My siblings and I all paid our own way through school, and I think it helped all of us learn to appreciate the education and work hard while we were in school.
I guess I may have a different view on this than most… Can the money you put into their ESA’s be used for anything other than college?
I ask because in my own experience, my two elder siblings both had savings accounts for college and spent them frivolously on cars. Right now they’re still living with my parents (27 and 25 years old). Whereas my wife and I paid our own way through college and have jobs, our own house, cars, etc.
We were thinking of starting a savings account, but if they don’t use it for college they don’t get the money. It gives them an incentive to go to college, but not one to spend my hard-earned money on unnecessary things and get themselves into debt.
I attended UGA on the Hope- what a wonderful thing! Thanks to help from my parents I graduated loan-free. I hope your kids are able to have the same experience.
NCN, maybe you shared this before, but why do you go with ESAs over 529 plans?
@R.J – It’s my understanding that funds can be transferred from one sibling to another – so, even if one kid doesn’t go to college, the money in that account can go to another kid… also, the money can be used for pre-college education expenses, like stuff for high school…
@Brandon – ESAs offer more investment options – I can pick and choose the funds I want to purchase…
Another option that I saw a lot of when I lived in New York State but not so much in Georgia, is for students to spend their first two years at a community college and then transfer to a private university or a large public university. Folks only care about where you graduated from, not where you spent your first two years.
I commend you on maxing the ESA accounts. We don’t have kids yet but the future bill for college is mind blowing. Inflation will cut a big chunk out of what you manage to save as well. In recent years the increase in tuition has been at least double to rate of normal inflation.
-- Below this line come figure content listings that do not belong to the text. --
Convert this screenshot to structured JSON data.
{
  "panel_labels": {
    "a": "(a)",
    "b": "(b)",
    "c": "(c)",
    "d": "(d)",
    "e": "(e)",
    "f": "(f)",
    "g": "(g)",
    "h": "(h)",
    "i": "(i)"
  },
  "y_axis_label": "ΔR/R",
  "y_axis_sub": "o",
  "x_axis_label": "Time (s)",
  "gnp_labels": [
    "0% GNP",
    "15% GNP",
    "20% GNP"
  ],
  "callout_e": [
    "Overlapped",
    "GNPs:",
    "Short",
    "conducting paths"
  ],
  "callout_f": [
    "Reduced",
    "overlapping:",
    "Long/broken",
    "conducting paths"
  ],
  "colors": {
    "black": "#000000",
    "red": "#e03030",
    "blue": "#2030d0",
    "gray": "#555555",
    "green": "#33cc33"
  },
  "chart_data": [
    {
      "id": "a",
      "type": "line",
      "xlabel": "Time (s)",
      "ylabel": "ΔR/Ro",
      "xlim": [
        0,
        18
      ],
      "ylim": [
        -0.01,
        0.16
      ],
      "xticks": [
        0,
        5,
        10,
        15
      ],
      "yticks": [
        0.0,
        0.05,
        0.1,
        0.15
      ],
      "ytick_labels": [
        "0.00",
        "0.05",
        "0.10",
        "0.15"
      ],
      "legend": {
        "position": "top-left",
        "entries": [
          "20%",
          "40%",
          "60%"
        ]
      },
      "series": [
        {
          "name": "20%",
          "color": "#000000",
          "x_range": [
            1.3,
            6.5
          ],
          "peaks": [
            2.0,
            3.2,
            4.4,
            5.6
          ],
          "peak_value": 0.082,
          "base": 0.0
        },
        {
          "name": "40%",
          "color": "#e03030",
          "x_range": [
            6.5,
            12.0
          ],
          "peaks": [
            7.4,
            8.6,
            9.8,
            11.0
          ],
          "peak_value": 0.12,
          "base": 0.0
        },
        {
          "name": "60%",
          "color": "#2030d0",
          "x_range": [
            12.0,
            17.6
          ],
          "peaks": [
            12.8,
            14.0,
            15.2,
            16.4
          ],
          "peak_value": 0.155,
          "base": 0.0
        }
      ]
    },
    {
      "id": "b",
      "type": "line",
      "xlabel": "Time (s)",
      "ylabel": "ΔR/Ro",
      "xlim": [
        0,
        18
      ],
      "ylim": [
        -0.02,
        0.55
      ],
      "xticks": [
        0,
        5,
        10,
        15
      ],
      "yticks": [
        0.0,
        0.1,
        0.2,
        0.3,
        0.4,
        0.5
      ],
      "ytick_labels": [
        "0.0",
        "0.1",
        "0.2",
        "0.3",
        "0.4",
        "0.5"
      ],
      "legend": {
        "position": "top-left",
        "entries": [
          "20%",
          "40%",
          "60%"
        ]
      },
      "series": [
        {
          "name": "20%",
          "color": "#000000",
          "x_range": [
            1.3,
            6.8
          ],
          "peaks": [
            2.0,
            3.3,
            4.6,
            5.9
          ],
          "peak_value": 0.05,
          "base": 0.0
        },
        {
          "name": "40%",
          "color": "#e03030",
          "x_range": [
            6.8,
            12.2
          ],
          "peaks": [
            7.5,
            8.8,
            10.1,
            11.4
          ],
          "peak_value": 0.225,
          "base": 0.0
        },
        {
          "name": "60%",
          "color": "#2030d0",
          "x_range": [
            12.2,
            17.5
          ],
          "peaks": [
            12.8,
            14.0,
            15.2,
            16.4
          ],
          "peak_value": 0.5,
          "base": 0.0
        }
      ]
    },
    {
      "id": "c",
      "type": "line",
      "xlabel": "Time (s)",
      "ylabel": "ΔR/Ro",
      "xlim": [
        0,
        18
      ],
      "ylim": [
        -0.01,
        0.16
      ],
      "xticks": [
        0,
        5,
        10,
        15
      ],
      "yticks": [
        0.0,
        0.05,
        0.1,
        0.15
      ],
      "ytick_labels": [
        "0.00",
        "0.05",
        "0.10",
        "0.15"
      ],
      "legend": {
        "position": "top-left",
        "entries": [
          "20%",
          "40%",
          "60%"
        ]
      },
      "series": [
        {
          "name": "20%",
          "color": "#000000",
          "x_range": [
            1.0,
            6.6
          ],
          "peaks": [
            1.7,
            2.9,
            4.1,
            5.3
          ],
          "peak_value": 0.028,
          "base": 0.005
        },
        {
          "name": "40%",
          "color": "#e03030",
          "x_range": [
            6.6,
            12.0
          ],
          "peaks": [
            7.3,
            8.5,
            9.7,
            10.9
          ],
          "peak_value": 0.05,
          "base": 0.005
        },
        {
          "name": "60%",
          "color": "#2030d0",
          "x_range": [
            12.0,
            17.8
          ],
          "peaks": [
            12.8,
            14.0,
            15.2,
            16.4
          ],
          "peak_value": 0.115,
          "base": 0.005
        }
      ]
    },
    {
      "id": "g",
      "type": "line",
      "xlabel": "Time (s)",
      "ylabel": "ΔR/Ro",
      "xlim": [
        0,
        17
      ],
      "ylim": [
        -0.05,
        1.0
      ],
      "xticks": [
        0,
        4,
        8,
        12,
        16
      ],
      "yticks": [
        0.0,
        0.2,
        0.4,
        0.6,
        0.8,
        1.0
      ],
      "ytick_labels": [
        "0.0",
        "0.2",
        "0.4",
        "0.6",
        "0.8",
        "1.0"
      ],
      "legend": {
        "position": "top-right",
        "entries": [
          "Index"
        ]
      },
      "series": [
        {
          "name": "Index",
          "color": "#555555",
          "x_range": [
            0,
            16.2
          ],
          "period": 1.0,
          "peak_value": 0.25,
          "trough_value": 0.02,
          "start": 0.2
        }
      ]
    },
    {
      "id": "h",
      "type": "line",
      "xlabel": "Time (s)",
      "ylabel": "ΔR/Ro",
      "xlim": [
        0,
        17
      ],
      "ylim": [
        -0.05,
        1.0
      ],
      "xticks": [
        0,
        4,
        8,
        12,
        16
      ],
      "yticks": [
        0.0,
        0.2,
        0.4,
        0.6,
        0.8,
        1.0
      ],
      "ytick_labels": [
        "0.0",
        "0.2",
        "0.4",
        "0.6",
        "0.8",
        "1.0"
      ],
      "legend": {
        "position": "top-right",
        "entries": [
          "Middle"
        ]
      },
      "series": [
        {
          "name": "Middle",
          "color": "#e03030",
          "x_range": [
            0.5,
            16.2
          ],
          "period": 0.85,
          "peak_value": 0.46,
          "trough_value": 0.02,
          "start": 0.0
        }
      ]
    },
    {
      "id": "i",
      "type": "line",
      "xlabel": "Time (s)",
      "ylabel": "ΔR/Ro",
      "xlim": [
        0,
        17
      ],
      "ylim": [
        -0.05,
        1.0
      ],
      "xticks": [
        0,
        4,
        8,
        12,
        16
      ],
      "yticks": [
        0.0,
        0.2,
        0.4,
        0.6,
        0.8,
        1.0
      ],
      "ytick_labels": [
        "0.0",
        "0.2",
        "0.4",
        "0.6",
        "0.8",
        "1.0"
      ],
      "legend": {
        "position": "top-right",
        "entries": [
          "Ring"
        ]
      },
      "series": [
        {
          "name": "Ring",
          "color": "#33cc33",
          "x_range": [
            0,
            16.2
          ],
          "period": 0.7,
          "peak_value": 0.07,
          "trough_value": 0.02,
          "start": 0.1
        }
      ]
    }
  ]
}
Unless something changes on the political front your 8% annual return will just barely beat the growth in tuition. That’s a scary thought.
Note re: lottery scholarships. Here in Fla. we have a similar program called Bright Futures which has been very popular, so popular that they are now considering making it harder to qualify for the program.
This is very wise.
As a university faculty member, one of the things I find especially annoying about higher education in the United States is the amount of debt young people are forced to assume to get degrees, even at undistinguished public institutions. I happen to work for one of those, a vast learning factory whose leadership has never understood the distinction between quality and quantity.
Regular jumps in tuition vastly outstrip inflation; the cost of textbooks is shameful. My dean recently told me the Powers That Be want to convert my research assistants to hourly workers so that the college won’t have to cover tuition waivers and health insurance. And the Hot New Thing is to tack a surcharge on specific programs perceived to be in demand among students. After an ambitious PR campaign to popularize an interdisciplinary and highly questionable “master’s of liberal arts” program, the university added a $12,000 surcharge for the privilege of enrolling in a program that will leave you eminently unemployable.
When costs go up to the point where students are strapped for decades after they graduate, it’s not surprising young people no longer value a broad education but instead see the university as a place to get high-priced vocational training.